Tempo hari, kelompok aku membuat paper mengenai Kesenjangan Sosial dan Disintegrasi Nasional yang mengangkat kasus, lepasnya pulau Sipadan dan Ligitan. Seperti yang kita semua tahu, kalau Indonesia adalah negara kepulauan? Indonesia berbatasan langsung dengan negara Malaysia, Papua New Guinea (PNG) dan Timor Leste. Sedangkan wilayah maritim (keluatan) Indonesia berbatasan dengan 10 negara: India, Malaysia, Singapura, Thailand, Vietnam, Filipina, Republik Palau, Australia, Timor Leste dan PNG. Kawasan-kawasan perbatasan maritim umumnya berupa pulau-pulau terluar yang berjumlah 92 pulau, yang beberapa di antaranya adalah pulau-pulau kecil yang hingga kini masih perlu ditata dan dikelola lebih intensif, karena ada kecenderungan mempunyai masalah dengan negara tetangga. Kenapa bermasalah dengan negara tetangga?
Naah.. diisini aku ingin ngebahas kasus ini menurut pemikiranku. Dimana lepasnya Sipadan dan Ligitan ini (harusnya) dapat memberi sebuah pelajaran untuk Indonesia. Bukan pelajaran dimana bahwa kita seharusnya masih dapat mempertahankan kedua pulau tersebut.
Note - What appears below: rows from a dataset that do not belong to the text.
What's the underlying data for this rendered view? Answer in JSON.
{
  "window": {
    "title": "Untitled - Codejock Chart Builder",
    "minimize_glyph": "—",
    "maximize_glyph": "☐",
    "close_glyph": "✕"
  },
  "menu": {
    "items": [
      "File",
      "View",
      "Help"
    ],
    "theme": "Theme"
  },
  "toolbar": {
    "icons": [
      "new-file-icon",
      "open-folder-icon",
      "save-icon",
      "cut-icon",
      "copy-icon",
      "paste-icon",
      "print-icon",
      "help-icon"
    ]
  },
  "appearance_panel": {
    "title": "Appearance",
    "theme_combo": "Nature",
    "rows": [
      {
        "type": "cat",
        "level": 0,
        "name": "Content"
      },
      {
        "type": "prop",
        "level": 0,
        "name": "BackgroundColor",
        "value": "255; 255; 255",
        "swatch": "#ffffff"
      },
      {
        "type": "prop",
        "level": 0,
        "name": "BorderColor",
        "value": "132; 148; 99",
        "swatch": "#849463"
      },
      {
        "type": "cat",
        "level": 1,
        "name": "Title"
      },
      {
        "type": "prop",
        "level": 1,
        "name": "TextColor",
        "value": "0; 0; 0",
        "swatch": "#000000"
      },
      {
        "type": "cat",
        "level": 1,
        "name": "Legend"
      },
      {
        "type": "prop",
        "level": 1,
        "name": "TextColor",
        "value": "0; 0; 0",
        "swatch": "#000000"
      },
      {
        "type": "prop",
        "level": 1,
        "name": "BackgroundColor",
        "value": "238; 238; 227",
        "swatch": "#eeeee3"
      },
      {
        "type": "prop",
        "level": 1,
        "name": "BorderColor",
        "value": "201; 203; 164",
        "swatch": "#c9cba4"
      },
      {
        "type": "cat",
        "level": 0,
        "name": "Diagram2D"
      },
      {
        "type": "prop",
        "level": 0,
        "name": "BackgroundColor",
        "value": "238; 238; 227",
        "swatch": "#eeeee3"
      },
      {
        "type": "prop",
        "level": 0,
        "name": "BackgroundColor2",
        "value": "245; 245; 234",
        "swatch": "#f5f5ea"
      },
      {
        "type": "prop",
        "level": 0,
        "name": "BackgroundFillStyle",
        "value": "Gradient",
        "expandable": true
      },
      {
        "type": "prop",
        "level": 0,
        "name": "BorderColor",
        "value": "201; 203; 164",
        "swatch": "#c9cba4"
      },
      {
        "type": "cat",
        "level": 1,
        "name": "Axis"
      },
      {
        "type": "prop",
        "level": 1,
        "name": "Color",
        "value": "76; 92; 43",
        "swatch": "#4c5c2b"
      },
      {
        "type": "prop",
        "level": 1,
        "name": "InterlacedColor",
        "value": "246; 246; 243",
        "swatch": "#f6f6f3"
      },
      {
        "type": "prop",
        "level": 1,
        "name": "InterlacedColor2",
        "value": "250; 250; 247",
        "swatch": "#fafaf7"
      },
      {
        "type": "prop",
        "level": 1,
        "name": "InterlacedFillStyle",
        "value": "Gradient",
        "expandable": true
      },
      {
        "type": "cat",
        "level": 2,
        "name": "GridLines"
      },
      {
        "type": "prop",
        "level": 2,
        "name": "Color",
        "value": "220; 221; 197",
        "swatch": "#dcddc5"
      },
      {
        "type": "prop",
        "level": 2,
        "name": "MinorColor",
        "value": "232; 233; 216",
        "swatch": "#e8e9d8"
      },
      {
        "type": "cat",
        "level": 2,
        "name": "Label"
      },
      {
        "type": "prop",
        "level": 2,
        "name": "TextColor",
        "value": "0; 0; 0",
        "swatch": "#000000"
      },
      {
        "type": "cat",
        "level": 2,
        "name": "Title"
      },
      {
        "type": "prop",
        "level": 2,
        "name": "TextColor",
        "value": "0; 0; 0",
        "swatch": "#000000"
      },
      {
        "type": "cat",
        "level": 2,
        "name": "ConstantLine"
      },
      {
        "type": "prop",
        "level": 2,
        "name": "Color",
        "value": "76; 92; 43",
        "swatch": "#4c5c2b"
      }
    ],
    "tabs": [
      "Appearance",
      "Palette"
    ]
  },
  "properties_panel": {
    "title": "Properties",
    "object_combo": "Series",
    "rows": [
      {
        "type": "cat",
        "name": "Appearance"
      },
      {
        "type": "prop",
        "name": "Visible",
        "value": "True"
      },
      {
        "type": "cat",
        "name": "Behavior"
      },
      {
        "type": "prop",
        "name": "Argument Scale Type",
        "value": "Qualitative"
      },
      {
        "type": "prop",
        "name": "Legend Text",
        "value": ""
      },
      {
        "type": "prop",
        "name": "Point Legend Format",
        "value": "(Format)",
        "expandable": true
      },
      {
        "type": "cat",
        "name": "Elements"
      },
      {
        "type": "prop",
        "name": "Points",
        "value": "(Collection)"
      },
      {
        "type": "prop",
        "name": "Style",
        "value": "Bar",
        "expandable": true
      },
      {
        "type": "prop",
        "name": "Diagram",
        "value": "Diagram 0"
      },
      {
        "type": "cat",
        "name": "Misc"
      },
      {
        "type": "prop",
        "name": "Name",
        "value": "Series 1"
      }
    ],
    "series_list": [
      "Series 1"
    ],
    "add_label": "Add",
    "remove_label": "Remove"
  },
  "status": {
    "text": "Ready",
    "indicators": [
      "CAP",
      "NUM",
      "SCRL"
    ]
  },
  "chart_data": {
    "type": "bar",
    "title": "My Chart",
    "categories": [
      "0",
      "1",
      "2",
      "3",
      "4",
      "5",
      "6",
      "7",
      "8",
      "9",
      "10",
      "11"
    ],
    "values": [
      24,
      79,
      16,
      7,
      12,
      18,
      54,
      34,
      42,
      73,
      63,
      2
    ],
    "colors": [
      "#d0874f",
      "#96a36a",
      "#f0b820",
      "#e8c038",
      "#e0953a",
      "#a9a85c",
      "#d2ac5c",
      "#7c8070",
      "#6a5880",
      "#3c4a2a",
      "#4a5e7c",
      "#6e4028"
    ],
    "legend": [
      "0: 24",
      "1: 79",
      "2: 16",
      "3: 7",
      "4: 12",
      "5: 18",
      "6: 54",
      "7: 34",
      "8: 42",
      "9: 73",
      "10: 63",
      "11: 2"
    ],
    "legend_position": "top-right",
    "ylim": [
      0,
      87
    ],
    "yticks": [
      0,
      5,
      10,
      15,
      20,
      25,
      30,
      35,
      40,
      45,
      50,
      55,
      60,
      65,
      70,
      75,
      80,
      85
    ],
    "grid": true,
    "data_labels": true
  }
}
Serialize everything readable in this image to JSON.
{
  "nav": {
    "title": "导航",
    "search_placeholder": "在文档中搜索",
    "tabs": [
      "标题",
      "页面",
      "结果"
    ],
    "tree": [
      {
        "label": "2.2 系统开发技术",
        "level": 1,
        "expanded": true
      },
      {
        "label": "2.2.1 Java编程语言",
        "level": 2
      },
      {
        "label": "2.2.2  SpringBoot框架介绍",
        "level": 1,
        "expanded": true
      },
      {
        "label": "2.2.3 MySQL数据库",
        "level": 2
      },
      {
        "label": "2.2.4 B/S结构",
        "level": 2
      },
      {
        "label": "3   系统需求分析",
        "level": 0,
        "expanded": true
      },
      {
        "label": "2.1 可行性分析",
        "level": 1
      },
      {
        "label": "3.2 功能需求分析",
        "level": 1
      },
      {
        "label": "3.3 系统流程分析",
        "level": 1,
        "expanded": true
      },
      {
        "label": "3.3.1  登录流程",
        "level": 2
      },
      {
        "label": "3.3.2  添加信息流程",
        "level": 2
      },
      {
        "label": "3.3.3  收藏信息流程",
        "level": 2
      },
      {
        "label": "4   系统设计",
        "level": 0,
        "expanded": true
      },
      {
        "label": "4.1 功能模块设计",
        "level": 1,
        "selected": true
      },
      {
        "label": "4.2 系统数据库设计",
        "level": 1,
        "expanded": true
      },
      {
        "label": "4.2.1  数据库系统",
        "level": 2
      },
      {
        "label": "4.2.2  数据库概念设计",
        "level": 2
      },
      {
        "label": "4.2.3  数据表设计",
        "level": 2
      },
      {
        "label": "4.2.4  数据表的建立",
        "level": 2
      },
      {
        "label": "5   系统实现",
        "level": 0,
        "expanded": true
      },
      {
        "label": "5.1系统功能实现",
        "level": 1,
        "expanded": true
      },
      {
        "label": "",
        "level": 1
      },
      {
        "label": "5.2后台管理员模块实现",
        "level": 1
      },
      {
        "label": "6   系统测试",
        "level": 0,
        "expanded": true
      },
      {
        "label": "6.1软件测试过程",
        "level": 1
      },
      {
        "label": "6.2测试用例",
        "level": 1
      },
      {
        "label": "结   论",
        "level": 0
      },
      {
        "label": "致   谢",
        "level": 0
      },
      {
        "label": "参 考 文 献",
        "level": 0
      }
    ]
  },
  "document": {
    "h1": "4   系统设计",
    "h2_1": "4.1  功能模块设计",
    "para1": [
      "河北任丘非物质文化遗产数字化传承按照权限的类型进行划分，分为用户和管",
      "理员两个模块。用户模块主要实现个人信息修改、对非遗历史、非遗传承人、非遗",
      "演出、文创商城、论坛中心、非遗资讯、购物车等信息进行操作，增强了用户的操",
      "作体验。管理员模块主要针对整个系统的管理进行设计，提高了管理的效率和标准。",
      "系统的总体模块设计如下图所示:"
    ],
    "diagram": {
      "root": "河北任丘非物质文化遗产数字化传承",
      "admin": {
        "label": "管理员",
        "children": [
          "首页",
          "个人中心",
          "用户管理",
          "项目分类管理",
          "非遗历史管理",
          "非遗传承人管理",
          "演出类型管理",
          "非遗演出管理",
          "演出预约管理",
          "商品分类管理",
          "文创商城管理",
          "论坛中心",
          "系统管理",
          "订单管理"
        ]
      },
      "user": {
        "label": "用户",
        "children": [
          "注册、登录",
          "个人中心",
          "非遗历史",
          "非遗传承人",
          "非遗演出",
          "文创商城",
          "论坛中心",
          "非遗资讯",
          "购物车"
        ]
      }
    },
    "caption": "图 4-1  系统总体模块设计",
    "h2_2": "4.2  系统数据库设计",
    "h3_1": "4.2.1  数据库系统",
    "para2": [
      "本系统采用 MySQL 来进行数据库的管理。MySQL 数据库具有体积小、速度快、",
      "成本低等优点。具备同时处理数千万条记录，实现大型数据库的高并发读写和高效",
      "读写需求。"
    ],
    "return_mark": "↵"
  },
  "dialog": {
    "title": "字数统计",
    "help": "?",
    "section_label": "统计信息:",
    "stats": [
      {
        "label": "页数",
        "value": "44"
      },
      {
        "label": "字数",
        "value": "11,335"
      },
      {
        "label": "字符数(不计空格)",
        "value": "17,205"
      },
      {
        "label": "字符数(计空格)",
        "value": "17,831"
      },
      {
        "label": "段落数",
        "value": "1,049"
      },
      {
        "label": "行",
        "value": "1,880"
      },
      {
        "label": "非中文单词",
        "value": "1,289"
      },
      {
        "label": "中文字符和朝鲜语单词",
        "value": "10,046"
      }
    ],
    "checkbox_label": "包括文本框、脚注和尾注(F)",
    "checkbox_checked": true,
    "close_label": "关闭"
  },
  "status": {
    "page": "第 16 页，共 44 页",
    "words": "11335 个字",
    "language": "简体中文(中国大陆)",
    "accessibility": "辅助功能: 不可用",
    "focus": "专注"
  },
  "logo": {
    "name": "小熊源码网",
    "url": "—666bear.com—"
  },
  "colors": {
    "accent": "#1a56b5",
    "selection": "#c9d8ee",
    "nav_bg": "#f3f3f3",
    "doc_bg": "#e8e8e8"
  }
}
Tetapi pelajaran, seharusnya pemerintah lebih memperhatikan kondisi pulau-pulau terluar Indonesia.
Kesenjangan sosial yang terjadi di kedua pulau itu mungkin akan lebih mudah bila dilihat dari aspek ekonomi. Pada saat status quo kedua pulau tersebut (1969) diberlakukan, Malaysia malah terus memperkukuh kedaulatannya di pulau tersebut dengan membangun sarana dan prasarana di pulau tersebut. Malah mereka sudah memasukkan pulau Sipadan ke dalam peta pariwisata mereka. Wow, sebenarnya yang salah itu Malaysia karena ‘nyolong start’ atau Indonesia karena intelnya tidak bekerja dengan baik?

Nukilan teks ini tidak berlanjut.